Three Gibson Dunn lawyers – including high-profile litigator Ted Olson – were named in August on a $250,000 flat-fee lobbying contract for the kingdom, and the advocacy included the preparation of a whitepaper opposing the passage of the No Oil Producing and Exporting Cartels Act, widely known as NOPEC.

The firm also agreed to prepare an op-ed challenging the legislation, along with an in-depth analysis of the bill, introduced this year in the US House of Representatives.

The firm has declined to expand the scope of its lobbying to include meetings between Olson – a former US solicitor general under the George W Bush administration – and members of Congress. Its agreement with Saudi Arabia included an option to include that advocacy for a monthly fee of $100,000. The end of the representation was revealed in a regulatory filing obtained by Legal Week sister title the National Law Journal.

The move comes on the heels of Glover Park Group and BGR Group deciding to cut ties with Saudi Arabia as the kingdom comes under increasing scrutiny over the disappearance of Khashoggi, who went missing more than two weeks ago after visiting the Saudi consulate in Istanbul. On Thursday, Treasury Secretary Steven Mnuchin said he would no longer participate in an upcoming investment conference in Saudi Arabia. Other business and tech executives also have dropped out of the Future Investment Initiative in Riyadh.

The kingdom has denied any role in Khashoggi's disappearance. A person who answered the phone at the Saudi embassy in Washington on Thursday said no one was available to provide a comment.

Gibson Dunn declined to comment on the conclusion of its contract, a client relationship that required the firm to file papers with the US Justice Department under the Foreign Agents Registrations Act, or FARA, which requires the disclosure of US lobbying activity for foreign governments. In addition to Olson, Gibson Dunn partner Amir Tayrani and associate Benjamin Olson registered to represent Saudi Arabia.

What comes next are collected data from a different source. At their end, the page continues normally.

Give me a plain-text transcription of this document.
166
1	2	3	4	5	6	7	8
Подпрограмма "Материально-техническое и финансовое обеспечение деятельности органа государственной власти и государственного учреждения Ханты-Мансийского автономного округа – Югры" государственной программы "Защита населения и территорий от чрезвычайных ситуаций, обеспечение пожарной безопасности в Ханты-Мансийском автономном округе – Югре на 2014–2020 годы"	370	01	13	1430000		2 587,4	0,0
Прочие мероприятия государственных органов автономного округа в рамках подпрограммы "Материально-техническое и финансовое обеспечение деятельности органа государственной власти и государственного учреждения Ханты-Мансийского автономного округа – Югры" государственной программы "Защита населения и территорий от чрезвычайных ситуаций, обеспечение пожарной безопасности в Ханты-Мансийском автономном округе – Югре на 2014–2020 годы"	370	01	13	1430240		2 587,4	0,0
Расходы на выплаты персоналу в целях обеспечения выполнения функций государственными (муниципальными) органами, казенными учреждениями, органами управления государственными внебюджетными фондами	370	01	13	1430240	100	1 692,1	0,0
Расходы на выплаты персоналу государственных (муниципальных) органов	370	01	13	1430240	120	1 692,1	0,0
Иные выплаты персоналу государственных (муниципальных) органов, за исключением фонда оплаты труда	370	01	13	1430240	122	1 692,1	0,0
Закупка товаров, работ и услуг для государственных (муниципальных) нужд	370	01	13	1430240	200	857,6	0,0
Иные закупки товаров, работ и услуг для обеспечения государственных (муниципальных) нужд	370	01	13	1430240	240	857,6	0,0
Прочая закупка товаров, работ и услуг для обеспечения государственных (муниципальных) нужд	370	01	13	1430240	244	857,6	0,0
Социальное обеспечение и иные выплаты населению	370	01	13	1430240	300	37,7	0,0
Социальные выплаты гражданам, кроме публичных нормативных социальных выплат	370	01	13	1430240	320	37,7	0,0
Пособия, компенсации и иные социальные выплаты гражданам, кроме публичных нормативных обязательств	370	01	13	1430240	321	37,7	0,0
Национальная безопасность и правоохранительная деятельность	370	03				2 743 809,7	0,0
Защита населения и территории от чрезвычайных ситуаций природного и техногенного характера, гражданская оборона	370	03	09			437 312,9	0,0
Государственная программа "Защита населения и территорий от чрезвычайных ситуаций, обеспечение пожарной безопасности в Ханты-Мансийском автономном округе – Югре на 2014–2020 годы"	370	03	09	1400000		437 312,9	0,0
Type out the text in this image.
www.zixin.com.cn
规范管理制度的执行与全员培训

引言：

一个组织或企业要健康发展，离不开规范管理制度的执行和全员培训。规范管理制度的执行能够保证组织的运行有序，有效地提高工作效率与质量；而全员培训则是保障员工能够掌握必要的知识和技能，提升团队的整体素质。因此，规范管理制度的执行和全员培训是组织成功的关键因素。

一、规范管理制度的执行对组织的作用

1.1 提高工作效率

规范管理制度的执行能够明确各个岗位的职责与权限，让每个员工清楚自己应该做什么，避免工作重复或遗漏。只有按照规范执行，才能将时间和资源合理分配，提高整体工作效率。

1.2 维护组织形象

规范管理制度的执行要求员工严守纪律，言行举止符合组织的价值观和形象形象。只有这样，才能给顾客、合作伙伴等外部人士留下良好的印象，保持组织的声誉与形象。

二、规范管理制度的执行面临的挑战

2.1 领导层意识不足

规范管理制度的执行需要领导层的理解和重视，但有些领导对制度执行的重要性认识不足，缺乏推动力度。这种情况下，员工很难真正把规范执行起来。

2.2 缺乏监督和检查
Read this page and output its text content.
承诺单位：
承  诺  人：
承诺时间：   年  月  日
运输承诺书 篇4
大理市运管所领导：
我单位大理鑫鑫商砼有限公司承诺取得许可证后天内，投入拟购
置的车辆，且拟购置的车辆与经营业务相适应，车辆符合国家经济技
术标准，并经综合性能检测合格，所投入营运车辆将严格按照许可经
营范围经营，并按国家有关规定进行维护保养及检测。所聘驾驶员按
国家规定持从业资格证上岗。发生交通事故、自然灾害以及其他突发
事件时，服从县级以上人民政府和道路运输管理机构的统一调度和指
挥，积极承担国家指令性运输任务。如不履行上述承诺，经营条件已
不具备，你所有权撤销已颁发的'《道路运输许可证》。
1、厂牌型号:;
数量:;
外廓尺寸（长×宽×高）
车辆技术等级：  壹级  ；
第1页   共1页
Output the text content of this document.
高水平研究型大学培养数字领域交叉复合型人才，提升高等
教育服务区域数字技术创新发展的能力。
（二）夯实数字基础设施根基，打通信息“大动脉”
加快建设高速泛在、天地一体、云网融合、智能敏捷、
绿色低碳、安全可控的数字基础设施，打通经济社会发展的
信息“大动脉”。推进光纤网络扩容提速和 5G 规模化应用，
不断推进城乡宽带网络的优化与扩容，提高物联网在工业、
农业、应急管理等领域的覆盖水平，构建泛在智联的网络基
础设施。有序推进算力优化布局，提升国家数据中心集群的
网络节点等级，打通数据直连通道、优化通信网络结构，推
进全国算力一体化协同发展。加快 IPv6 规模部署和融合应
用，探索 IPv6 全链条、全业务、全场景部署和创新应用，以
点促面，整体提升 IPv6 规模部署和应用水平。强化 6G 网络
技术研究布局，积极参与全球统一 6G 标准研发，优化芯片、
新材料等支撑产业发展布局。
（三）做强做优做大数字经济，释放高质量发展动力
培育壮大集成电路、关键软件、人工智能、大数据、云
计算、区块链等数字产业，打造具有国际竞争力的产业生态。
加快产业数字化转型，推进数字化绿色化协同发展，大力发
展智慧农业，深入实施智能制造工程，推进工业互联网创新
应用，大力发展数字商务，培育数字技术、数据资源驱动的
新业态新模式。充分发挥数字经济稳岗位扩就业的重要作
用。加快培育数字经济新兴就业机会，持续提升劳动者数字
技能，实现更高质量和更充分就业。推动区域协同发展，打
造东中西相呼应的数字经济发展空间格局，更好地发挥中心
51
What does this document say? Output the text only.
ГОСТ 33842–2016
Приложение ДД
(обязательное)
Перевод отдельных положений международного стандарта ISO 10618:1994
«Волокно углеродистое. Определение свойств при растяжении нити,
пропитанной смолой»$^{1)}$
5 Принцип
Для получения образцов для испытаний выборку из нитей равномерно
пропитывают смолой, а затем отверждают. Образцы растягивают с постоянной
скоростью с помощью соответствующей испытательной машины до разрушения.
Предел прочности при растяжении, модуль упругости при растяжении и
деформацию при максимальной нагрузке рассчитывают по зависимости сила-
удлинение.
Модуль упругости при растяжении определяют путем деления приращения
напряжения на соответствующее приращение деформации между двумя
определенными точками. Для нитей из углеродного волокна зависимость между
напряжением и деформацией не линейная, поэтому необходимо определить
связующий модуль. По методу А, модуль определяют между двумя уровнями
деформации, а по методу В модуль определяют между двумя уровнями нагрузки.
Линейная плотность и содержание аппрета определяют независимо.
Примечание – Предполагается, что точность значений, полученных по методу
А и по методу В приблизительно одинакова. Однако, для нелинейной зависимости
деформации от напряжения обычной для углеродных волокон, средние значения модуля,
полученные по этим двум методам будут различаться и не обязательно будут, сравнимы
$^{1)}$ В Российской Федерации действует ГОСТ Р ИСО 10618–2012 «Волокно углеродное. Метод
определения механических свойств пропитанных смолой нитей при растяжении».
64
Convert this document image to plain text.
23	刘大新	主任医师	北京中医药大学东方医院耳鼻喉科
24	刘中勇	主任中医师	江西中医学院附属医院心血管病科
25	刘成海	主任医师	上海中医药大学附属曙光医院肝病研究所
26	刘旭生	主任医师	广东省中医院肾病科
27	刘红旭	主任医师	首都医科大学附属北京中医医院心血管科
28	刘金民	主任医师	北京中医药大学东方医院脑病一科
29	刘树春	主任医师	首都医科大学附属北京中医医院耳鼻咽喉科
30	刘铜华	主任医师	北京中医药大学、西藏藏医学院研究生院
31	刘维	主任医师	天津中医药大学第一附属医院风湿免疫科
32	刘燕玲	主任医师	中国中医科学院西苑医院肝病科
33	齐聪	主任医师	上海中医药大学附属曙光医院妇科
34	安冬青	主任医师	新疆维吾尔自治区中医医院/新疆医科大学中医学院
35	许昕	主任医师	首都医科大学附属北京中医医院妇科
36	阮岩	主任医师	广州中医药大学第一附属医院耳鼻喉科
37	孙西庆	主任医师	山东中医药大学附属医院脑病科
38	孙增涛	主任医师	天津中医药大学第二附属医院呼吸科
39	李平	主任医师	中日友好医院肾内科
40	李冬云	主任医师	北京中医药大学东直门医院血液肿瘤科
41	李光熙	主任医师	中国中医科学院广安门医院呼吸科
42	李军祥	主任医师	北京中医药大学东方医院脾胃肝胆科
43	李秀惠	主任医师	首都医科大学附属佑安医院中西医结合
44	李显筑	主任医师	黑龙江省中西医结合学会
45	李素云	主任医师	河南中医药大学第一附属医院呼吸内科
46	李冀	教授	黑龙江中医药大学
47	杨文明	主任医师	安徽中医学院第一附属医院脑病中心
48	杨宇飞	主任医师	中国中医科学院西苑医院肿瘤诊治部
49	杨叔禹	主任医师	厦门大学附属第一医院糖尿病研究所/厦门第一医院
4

Gibson Dunn's registration to represent Saudi Arabia, dated 7 September, marked its first filing under FARA in more than 20 years. The firm had previously represented Saudi Arabia in the mid-1990s.

Gibson Dunn's contract included broad language outlining scenarios that would allow it to drop the kingdom as a client. The agreement gave Gibson Dunn "the right to withdraw from this representation" in the event that Saudi Arabia failed to pay the firm in a "timely manner" or if it failed to follow its advice on a "material matter". Another scenario envisioned in the contract terms was more open to interpretation: the emergence of a "fact or circumstance" that would, in Gibson Dunn's view, "render our continuing representation unlawful or unethical".

Several other US law firms filed disclosures under FARA this year in connection with their lobbying work for Saudi Arabia, including Hogan Lovellswhich is paid a monthly retainer of $125,000 to provide "strategic and legal advice on legislative, regulatory and public policy activities of interest".

Among the Hogan Lovells lawyers advising Saudi Arabia is former US Senator Norm Coleman, now senior counsel at the firm. The agreement is set to expire at the end of the year. A Hogan Lovells spokesman declined to comment.